As she turned her horse from Lord Suckling, the cavalier who had saluted her when she was with Sir William passed again. She made a signal to her groom, and sent the man flying in pursuit of him, while she turned and cantered. She was soon overtaken.

“Madam, you have done me the honour.”

“I wish to know why it is your pleasure to avoid me, Major Waring?”

“In this place?”

“Wherever we may chance to meet.”

“I must protest.”

“Do not. The thing is evident.”

They rode together silently.

Her face was toward the sunset. The light smote her yellow hair, and struck out her grave and offended look, as in a picture.

“To be condemned without a hearing!” she said. “The most dastardly criminal gets that. Is it imagined that I have no common feelings? Is it manly to follow me with studied insult? I can bear the hatred of fools. Contempt I have not deserved. Dead! I should be dead, if my conscience had once reproached me. I am a mark for slander, and brave men should beware of herding with despicable slanderers.”

She spoke, gazing frontward all the while. The pace she maintained in no degree impeded the concentrated passion of her utterance.
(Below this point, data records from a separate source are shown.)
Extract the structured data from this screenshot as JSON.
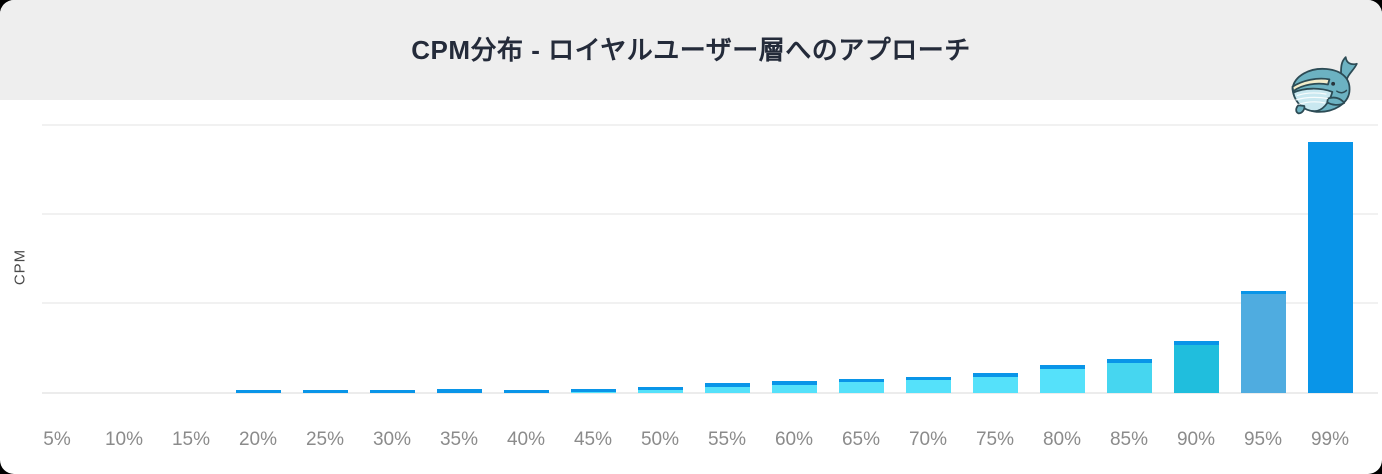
{
  "card": {
    "title": "CPM分布 - ロイヤルユーザー層へのアプローチ",
    "mascot_icon": "whale-icon"
  },
  "chart_data": {
    "type": "bar",
    "title": "CPM分布 - ロイヤルユーザー層へのアプローチ",
    "xlabel": "",
    "ylabel": "CPM",
    "categories": [
      "5%",
      "10%",
      "15%",
      "20%",
      "25%",
      "30%",
      "35%",
      "40%",
      "45%",
      "50%",
      "55%",
      "60%",
      "65%",
      "70%",
      "75%",
      "80%",
      "85%",
      "90%",
      "95%",
      "99%"
    ],
    "values": [
      0,
      0,
      0,
      3,
      3,
      3.5,
      4,
      3.5,
      5,
      7,
      11,
      13.5,
      16,
      18.5,
      22,
      31,
      38,
      58,
      115,
      282
    ],
    "ylim": [
      0,
      300
    ],
    "grid": "horizontal",
    "legend": "none",
    "y_tick_labels": [],
    "bar_colors": [
      "#55e1fa",
      "#55e1fa",
      "#55e1fa",
      "#55e1fa",
      "#55e1fa",
      "#55e1fa",
      "#55e1fa",
      "#55e1fa",
      "#55e1fa",
      "#55e1fa",
      "#55e1fa",
      "#55e1fa",
      "#55e1fa",
      "#55e1fa",
      "#55e1fa",
      "#55e1fa",
      "#46d6f0",
      "#20bedd",
      "#4face0",
      "#0995e8"
    ],
    "bar_cap_color": "#0995e8"
  },
  "colors": {
    "header_bg": "#eeeeee",
    "title_color": "#242b3a",
    "grid_color": "#f1f1f1",
    "baseline_color": "#ececec",
    "xlabel_color": "#8b8b8b",
    "accent_blue": "#0995e8",
    "whale_body": "#6cb2c2",
    "whale_belly": "#c9e8f0",
    "whale_mouth_stripe": "#f3ecca",
    "whale_outline": "#2c4b55"
  }
}
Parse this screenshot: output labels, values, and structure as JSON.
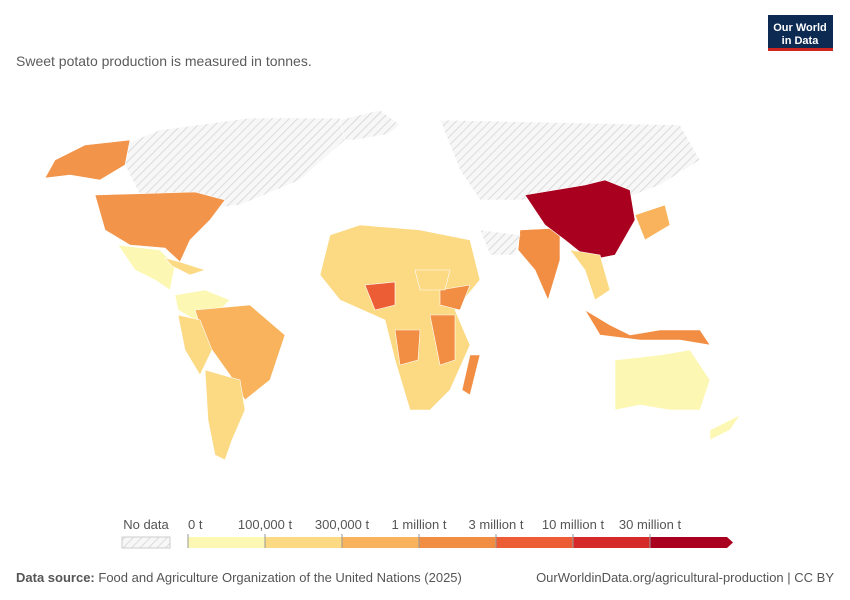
{
  "header": {
    "subtitle": "Sweet potato production is measured in tonnes.",
    "logo": [
      "Our World",
      "in Data"
    ]
  },
  "legend": {
    "no_data": "No data",
    "ticks": [
      "0 t",
      "100,000 t",
      "300,000 t",
      "1 million t",
      "3 million t",
      "10 million t",
      "30 million t"
    ],
    "colors": [
      "#fdf7b4",
      "#fcd983",
      "#f8b35c",
      "#f28e43",
      "#ec5d36",
      "#d62a2a",
      "#a8001e"
    ]
  },
  "footer": {
    "source_label": "Data source:",
    "source": "Food and Agriculture Organization of the United Nations (2025)",
    "url": "OurWorldinData.org/agricultural-production | CC BY"
  }
}
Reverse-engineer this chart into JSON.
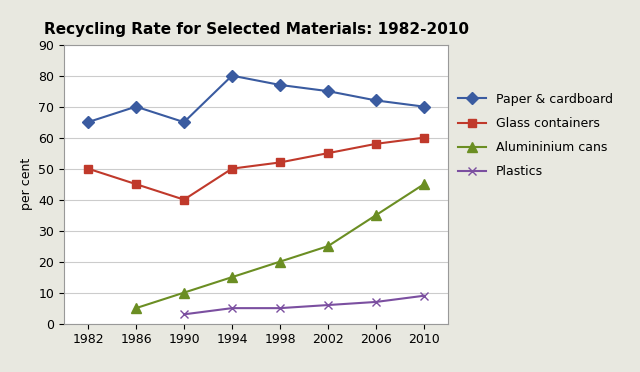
{
  "title": "Recycling Rate for Selected Materials: 1982-2010",
  "ylabel": "per cent",
  "years": [
    1982,
    1986,
    1990,
    1994,
    1998,
    2002,
    2006,
    2010
  ],
  "series": {
    "Paper & cardboard": {
      "values": [
        65,
        70,
        65,
        80,
        77,
        75,
        72,
        70
      ],
      "color": "#3a5ba0",
      "marker": "D",
      "markersize": 6
    },
    "Glass containers": {
      "values": [
        50,
        45,
        40,
        50,
        52,
        55,
        58,
        60
      ],
      "color": "#c0392b",
      "marker": "s",
      "markersize": 6
    },
    "Alumininium cans": {
      "values": [
        null,
        5,
        10,
        15,
        20,
        25,
        35,
        45
      ],
      "color": "#6b8e23",
      "marker": "^",
      "markersize": 7
    },
    "Plastics": {
      "values": [
        null,
        null,
        3,
        5,
        5,
        6,
        7,
        9
      ],
      "color": "#7b4fa0",
      "marker": "x",
      "markersize": 6
    }
  },
  "ylim": [
    0,
    90
  ],
  "yticks": [
    0,
    10,
    20,
    30,
    40,
    50,
    60,
    70,
    80,
    90
  ],
  "xlim": [
    1980,
    2012
  ],
  "outer_bg": "#e8e8e0",
  "plot_bg": "#ffffff",
  "grid_color": "#cccccc",
  "title_fontsize": 11,
  "legend_fontsize": 9,
  "tick_fontsize": 9,
  "ylabel_fontsize": 9
}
But it was a more difficult task for him, going at that pace, to make explanations, and she was exquisitely fair to behold! The falling beams touched her with a mellow sweetness that kindled bleeding memories.

“If I defend myself?” he said.

“No. All I ask is that you should Accuse me. Let me know what I have done—done, that I have not been bitterly punished for? What is it? what is it? Why do you inflict a torture on me whenever you see me? Not by word, not by look. You are too subtle in your cruelty to give me anything I can grasp. You know how you wound me. And I am alone.”

“That is supposed to account for my behaviour?”

She turned her face to him. “Oh, Major blaring! say nothing unworthy of yourself. That would be a new pain to me.”

He bowed. In spite of a prepossessing anger, some little softness crept through his heart.

“You may conceive that I have dropped my pride,” she said. “That is the case, or my pride is of a better sort.”

“Madam, I fully hope and trust,” said he.